No longer in Denmark. Instead, his ears would hear the drone of engines, and his body would feel the vibration. He wouldn’t know it then, but he’d be thirty-five thousand feet above the ocean, heading toward the United States.

  Bound, gagged and blindfolded with his hands in cuffs and his ankles in shackles, he would feel restricted. And then he would feel true fear. Then he would be shot again. He would descend into the darkness, the silence, the nothingness. Then he would wake again, and be shot again. And wake. And be shot.

  And wake…

  2

  Where he was, Mangus could not say. He remembered being kidnapped. He remembered the airplane, getting shot, passing out. But he did not remember getting off the plane.

  Now he sat strapped to a metal chair which felt solid. As in bolted to concrete. His eyes were blindfolded; he was gagged. No change there.

  Somewhere deep in his belly, he registered hunger. In his neck he felt pain where the darts had buried into him.

  Mangus reached out into the room with his mind, let his senses act as feelers on the surfaces of his surroundings. He clicked his tongue loud, and then he listened.

  No carpet. Bare floors? Two men; no windows. He felt one of the men approaching. A great storm brewed within him. His thoughts ran their course in real life.

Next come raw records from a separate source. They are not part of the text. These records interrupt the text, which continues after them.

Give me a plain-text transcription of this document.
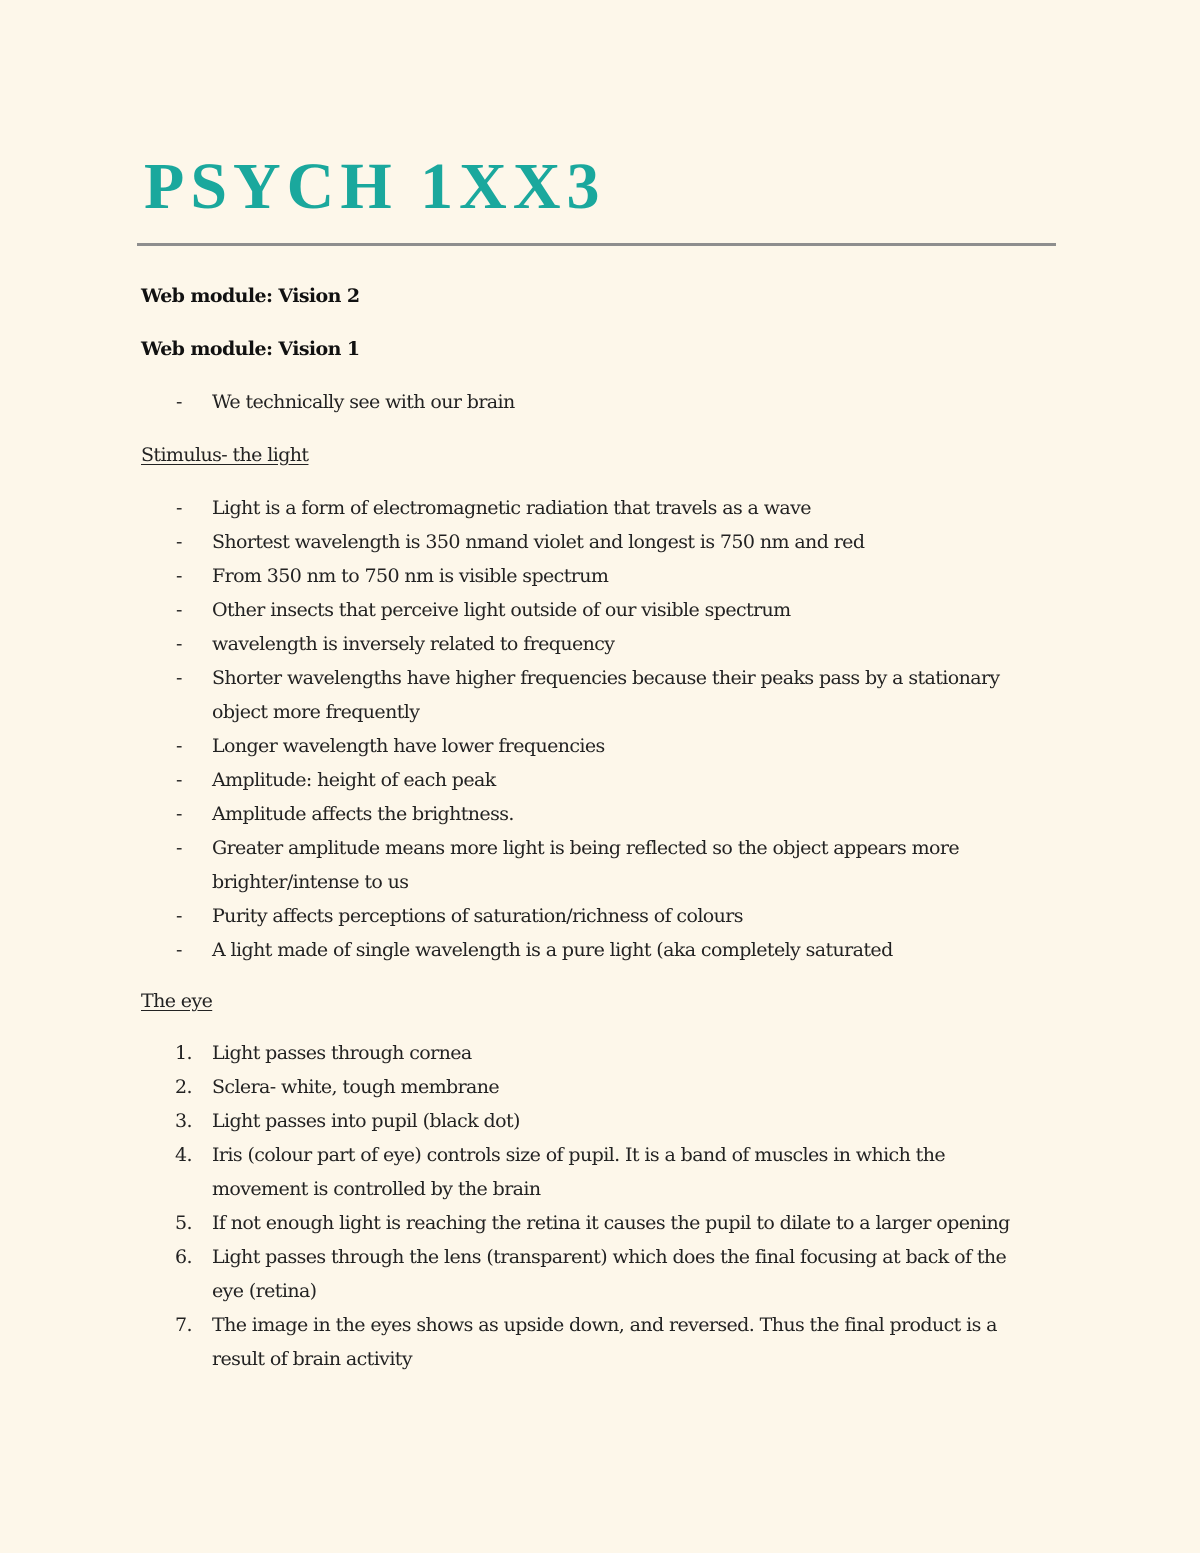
PSYCH 1XX3

Web module: Vision 2

Web module: Vision 1

-	We technically see with our brain

Stimulus- the light

-	Light is a form of electromagnetic radiation that travels as a wave
-	Shortest wavelength is 350 nmand violet and longest is 750 nm and red
-	From 350 nm to 750 nm is visible spectrum
-	Other insects that perceive light outside of our visible spectrum
-	wavelength is inversely related to frequency
-	Shorter wavelengths have higher frequencies because their peaks pass by a stationary
object more frequently
-	Longer wavelength have lower frequencies
-	Amplitude: height of each peak
-	Amplitude affects the brightness.
-	Greater amplitude means more light is being reflected so the object appears more
brighter/intense to us
-	Purity affects perceptions of saturation/richness of colours
-	A light made of single wavelength is a pure light (aka completely saturated

The eye

1. Light passes through cornea
2. Sclera- white, tough membrane
3. Light passes into pupil (black dot)
4. Iris (colour part of eye) controls size of pupil. It is a band of muscles in which the
movement is controlled by the brain
5. If not enough light is reaching the retina it causes the pupil to dilate to a larger opening
6. Light passes through the lens (transparent) which does the final focusing at back of the
eye (retina)
7. The image in the eyes shows as upside down, and reversed. Thus the final product is a
result of brain activity
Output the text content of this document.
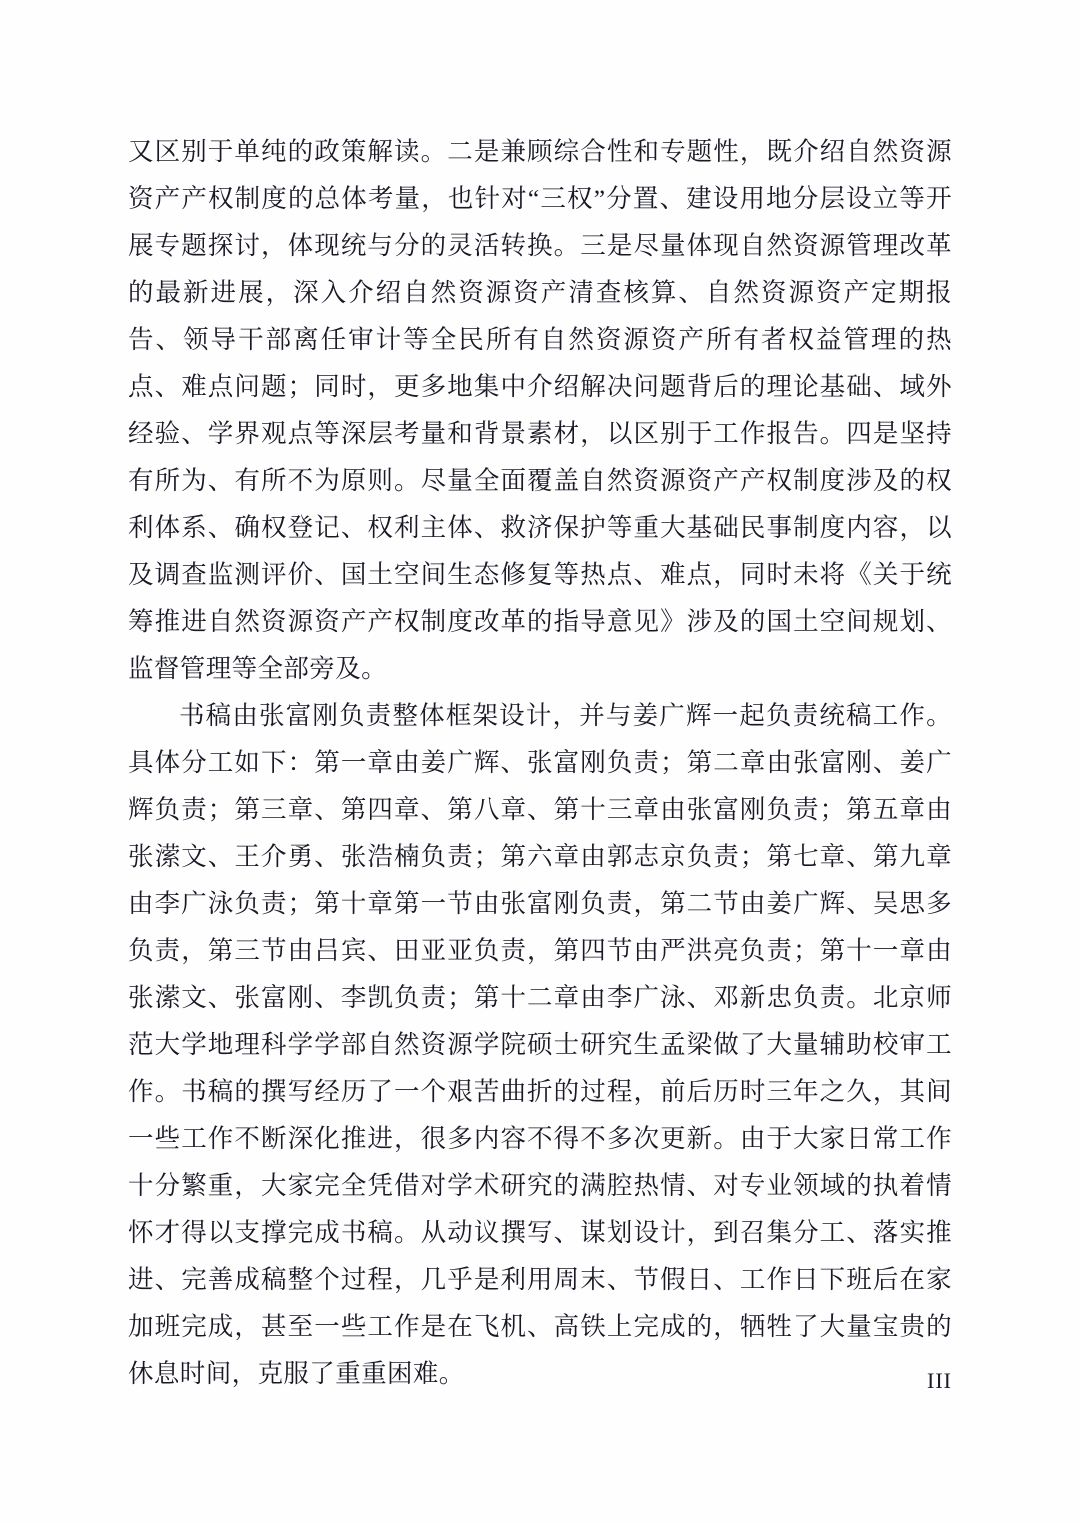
又区别于单纯的政策解读。二是兼顾综合性和专题性，既介绍自然资源资产产权制度的总体考量，也针对“三权”分置、建设用地分层设立等开展专题探讨，体现统与分的灵活转换。三是尽量体现自然资源管理改革的最新进展，深入介绍自然资源资产清查核算、自然资源资产定期报告、领导干部离任审计等全民所有自然资源资产所有者权益管理的热点、难点问题；同时，更多地集中介绍解决问题背后的理论基础、域外经验、学界观点等深层考量和背景素材，以区别于工作报告。四是坚持有所为、有所不为原则。尽量全面覆盖自然资源资产产权制度涉及的权利体系、确权登记、权利主体、救济保护等重大基础民事制度内容，以及调查监测评价、国土空间生态修复等热点、难点，同时未将《关于统筹推进自然资源资产产权制度改革的指导意见》涉及的国土空间规划、监督管理等全部旁及。

书稿由张富刚负责整体框架设计，并与姜广辉一起负责统稿工作。具体分工如下：第一章由姜广辉、张富刚负责；第二章由张富刚、姜广辉负责；第三章、第四章、第八章、第十三章由张富刚负责；第五章由张潆文、王介勇、张浩楠负责；第六章由郭志京负责；第七章、第九章由李广泳负责；第十章第一节由张富刚负责，第二节由姜广辉、吴思多负责，第三节由吕宾、田亚亚负责，第四节由严洪亮负责；第十一章由张潆文、张富刚、李凯负责；第十二章由李广泳、邓新忠负责。北京师范大学地理科学学部自然资源学院硕士研究生孟梁做了大量辅助校审工作。书稿的撰写经历了一个艰苦曲折的过程，前后历时三年之久，其间一些工作不断深化推进，很多内容不得不多次更新。由于大家日常工作十分繁重，大家完全凭借对学术研究的满腔热情、对专业领域的执着情怀才得以支撑完成书稿。从动议撰写、谋划设计，到召集分工、落实推进、完善成稿整个过程，几乎是利用周末、节假日、工作日下班后在家加班完成，甚至一些工作是在飞机、高铁上完成的，牺牲了大量宝贵的休息时间，克服了重重困难。	III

  The man was pitched away from him and the sound of him crashing into the wall had the solid thump of a body line-driving itself into solid mass. The man umphffed out his breath, then hit the floor unconscious. The echo of the impact sounded like tile. Cold tile. He envisioned the man’s ribcage being crushed; there were the dying, breaking sounds in the room—his thoughts becoming reality.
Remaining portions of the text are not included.